First detailed X-ray analysis of SN 2023ixf showing circumstellar interaction, absorption evolution, and progenitor mass-loss rate, providing new insights into supernova environment and progenitor evolution.

Findings

Circumstellar absorption declines as t^{-2} then t^{-1}.

Unabsorbed X-ray luminosity decreases as t^{-1}.

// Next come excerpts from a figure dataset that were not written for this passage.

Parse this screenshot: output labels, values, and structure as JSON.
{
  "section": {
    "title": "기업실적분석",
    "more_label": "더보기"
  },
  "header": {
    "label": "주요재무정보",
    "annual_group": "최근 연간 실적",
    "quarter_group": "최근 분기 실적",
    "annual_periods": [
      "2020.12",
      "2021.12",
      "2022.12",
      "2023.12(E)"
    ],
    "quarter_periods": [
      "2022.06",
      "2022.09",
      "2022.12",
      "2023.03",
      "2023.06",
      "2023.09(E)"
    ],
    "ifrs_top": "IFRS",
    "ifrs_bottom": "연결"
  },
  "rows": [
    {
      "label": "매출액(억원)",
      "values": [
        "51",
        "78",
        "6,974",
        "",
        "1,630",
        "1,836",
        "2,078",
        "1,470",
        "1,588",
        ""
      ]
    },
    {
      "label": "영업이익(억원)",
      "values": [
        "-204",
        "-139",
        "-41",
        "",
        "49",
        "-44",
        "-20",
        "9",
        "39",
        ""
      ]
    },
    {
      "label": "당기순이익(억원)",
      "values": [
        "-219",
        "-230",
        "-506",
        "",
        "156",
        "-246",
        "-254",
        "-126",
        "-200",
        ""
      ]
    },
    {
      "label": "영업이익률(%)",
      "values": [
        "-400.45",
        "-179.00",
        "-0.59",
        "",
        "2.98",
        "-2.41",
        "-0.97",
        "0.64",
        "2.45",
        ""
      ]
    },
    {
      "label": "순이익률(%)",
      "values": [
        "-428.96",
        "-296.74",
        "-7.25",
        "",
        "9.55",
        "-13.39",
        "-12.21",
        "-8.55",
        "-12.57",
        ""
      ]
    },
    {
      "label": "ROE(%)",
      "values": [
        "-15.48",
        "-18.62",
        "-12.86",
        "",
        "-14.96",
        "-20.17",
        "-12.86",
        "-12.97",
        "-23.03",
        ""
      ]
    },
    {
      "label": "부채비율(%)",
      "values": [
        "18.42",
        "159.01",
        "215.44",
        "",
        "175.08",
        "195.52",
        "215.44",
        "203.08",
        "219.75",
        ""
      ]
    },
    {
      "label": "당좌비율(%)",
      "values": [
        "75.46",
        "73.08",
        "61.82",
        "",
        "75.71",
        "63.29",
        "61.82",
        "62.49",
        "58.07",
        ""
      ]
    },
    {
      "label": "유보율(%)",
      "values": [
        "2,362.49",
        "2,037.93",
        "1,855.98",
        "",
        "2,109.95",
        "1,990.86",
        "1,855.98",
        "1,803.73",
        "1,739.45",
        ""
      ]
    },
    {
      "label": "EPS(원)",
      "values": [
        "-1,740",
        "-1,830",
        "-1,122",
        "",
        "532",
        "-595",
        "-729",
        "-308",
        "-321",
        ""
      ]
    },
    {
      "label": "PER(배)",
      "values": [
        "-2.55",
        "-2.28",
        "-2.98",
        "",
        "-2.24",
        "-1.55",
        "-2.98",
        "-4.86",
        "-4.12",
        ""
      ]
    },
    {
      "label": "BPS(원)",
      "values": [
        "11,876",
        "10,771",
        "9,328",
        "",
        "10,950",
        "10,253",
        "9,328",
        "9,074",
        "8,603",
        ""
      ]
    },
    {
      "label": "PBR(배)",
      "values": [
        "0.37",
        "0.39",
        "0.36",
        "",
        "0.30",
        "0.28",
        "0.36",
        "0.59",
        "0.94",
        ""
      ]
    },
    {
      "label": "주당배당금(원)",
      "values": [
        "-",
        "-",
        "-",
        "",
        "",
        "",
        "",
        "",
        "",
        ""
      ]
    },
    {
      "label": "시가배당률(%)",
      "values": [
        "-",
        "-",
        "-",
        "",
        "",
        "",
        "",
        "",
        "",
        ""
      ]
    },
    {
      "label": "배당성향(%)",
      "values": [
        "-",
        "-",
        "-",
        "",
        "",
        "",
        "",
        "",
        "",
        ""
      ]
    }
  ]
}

Detection of Fe Kα line indicates cold material near the SN.

Abstract

We report Chandra-ACIS observations of SN 2023ixf in M101 on day 13 and 86 since the explosion. The X-rays in both epochs are characterized by high temperature plasma from the forward shocked region as a result of circumstellar interaction. We are able to constrain the absorption column density at both Chandra epochs, which is much larger than that due to the Galactic and host absorption column, and we attribute it to absorption by the circumstellar matter in the immediate vicinity of SN 2023ixf. Combining our column density measurements with the published measurement on day 4, we show that the column density declines as $t^{-2}$ between day 4 to day 13 and then evolves as $t^{-1}$. The unabsorbed $0.3-10$ keV luminosity evolves as $t^{-1}$ during the Chandra epochs. On day 13 Chandra observation we detect the Fe K$\alpha$ fluorescent line at 6.4 keV indicating presence of cold material in the vicinity of the SN. The line is absent on day 86, consistent with the decreased column density by a factor of 7 between the two epochs. Our analysis indicates that during 10 years to 1.5 years before explosion, the progenitor was evolving with a constant mass-loss rate of $5.6\times 10^{-4}$ M$_\odot$ yr$^{-1}$.